Pagi itu, rutinitasku dimulai seperti biasa melangkah perlahan menyusuri jalanan Bandung yang baru saja dibasahi hujan semalam. Masih gelap tipis, udara di sekitar begitu segar, mendinginkan kulit dan menenangkan hati yang baru terbangun dari tidur. Langit di atas masih menyisakan awan kelabu, menggantung dengan lembut, seolah menutupi Bandung dalam selimut tipis yang menentramkan. Aroma tanah basah menyatu dengan hawa pegunungan yang sejuk, seperti pelukan alam yang memeluk.
Aku berjalan menembus kabut tipis pagi, membiarkan langkah-langkahku membawa diri pada pemandangan kota yang senantiasa memesona. Di perempatan jalan Cihampelas, aku terhenti sejenak, menatap alunan kecil yang selalu menjadi awal dari cerita setiap pagiku. Musisi jalanan sudah menempati panggung mereka. Di bawah langit mendung, aku menyaksikan Bandung yang hidup dengan ritmenya sendiri ramai tapi syahdu. Alunan lembut lagu "Fix You" dari Coldplay mengalun dari gitar yang dimainkan musisi itu. Nada-nadanya menyusup masuk ke dalam pikiranku, seolah menjadi pengantar untuk hari yang penuh harapan. Lagu itu tak sekadar melodi, tapi menjadi semacam seruan pelan bagi para pejuang pagi, membisikkan agar tetap melangkah, meski jalan hidup mungkin terasa berat. Setiap nada, setiap lirik yang diucapkan dengan suara pelan mengalun lembut, seperti memberi semangat yang tulus. Bandung, pikirku, selalu memiliki cara untuk menyentuh hati setiap orang yang singgah di kotanya.

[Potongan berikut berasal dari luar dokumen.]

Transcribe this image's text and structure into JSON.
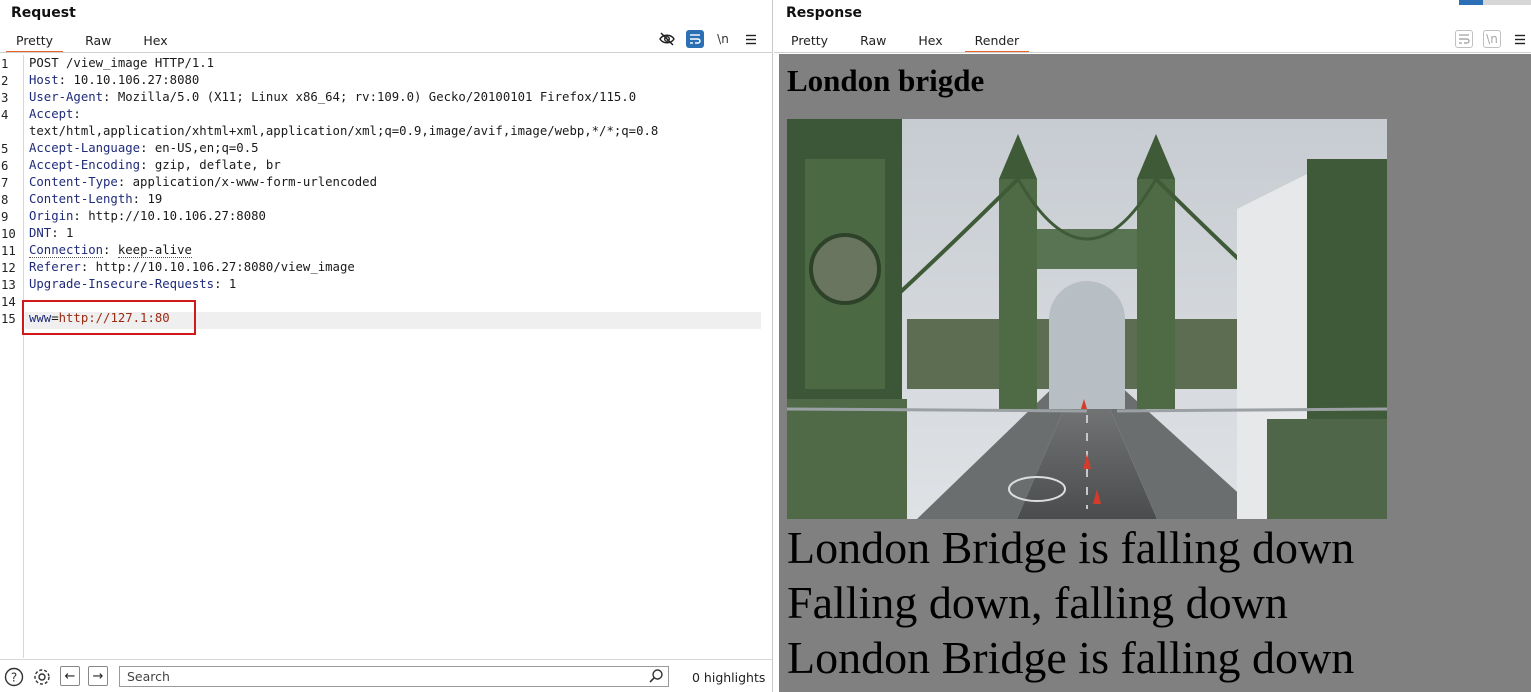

Aku pun melanjutkan perjalanan, menyusuri jalanan yang mulai sedikit ramai oleh kendaraan yang berlalu-lalang. Terkadang, suara klakson mengisi pagi, membelah keheningan yang tadi begitu lembut. Namun, kemacetan dan riuhnya kota bukan lagi gangguan, itu hanyalah bagian dari hidup Bandung yang selalu menawarkan pengalaman, kesabaran, dan kehangatan di balik keletihan. Bandung memang selalu menjadi perpaduan yang ganjil tapi serasi, menyimpan rasa nyaman di tengah kekacauan.
Setelah menyusuri Cihampelas, tibalah aku di tempat tugasku sebagai pengajar. Sederhana memang, tapi di sinilah aku menemukan makna dalam menjalani kehidupan. Waktu bergerak perlahan, suara-suara murid yang berdiskusi mengisi ruang, berpadu dengan suara gemerisik halaman buku yang dibalik perlahan. Aku selalu merasa nyaman saat mengajar, seperti menemukan peran yang pas dalam fragmen kehidupan yang.

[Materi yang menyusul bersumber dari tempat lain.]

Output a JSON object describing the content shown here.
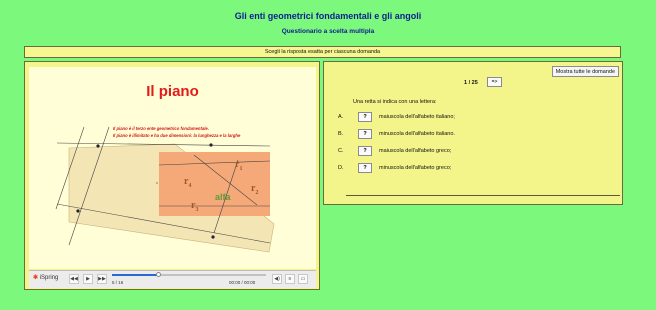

Namun, tak lama, perutku mulai memberi isyarat. Sebuah rasa lapar yang lembut, yang datang tanpa diminta, menjadi penanda kecil bahwa waktu telah berlalu. Saat itu juga, langit yang tadi mendung mulai meneteskan gerimis. Suara tetes air yang jatuh perlahan, menghantarkan kenangan pada satu penganan yang selalu jadi temanku di tengah rintik hujan, semangkok bakso. Hangat, gurih, dan menghibur di setiap suapannya.
Tak lama kemudian, aku memutuskan untuk keluar, menuju kedai bakso sederhana langgananku. Sebuah tempat kecil di pinggir jalan, tanpa hiasan yang mencolok, tapi menyimpan kehangatan yang sulit tergantikan. Sederhana, namun setiap kali aku duduk di sini, rasanya seperti pulang ke rumah. Mangkuk bakso pun diantarkan di depanku, mengepul hangat, aroma pedas dan gurihnya memenuhi indera penciumanku, membuat seluruh penat hari itu serasa menguap.
Saat kuhirup aroma kuah bakso yang menyegarkan, pikiranku mulai meracau tentang hal-hal kecil yang sering kali kita lupakan. Betapa sering kita terjebak dalam angan-angan besar, memimpikan kebahagiaan yang tampak jauh dan sulit tergapai. Padahal, kebahagiaan itu mungkin hadir dalam momen-momen sederhana seperti ini, dalam semangkuk bakso di siang hari yang basah, di sebuah kedai kecil yang bersahaja, ditemani hujan yang mengalun pelan. Mungkin hidup memang tak selamanya harus dipenuhi oleh impian-impian besar, mungkin, hidup juga tentang bersyukur atas hal-hal kecil yang menyentuh hati kita dengan cara yang tak terduga.
Sambil menikmati suapan demi suapan, aku menatap jalanan di luar sana yang mulai basah. Setiap kendaraan yang berlalu, setiap wajah yang melintas di balik tirai kedai, semuanya bercerita tentang kehidupan yang terus berjalan. Setiap orang tampaknya punya tujuannya masing-masing, tak ada yang tahu bagaimana hari mereka akan berakhir, atau beban apa yang mereka bawa di pundak mereka. Tapi, di tengah itu semua, ada hal kecil yang menyatukan kita, keinginan untuk tetap bertahan, untuk menemukan makna, walau hanya dalam semangkok kebahagiaan sederhana.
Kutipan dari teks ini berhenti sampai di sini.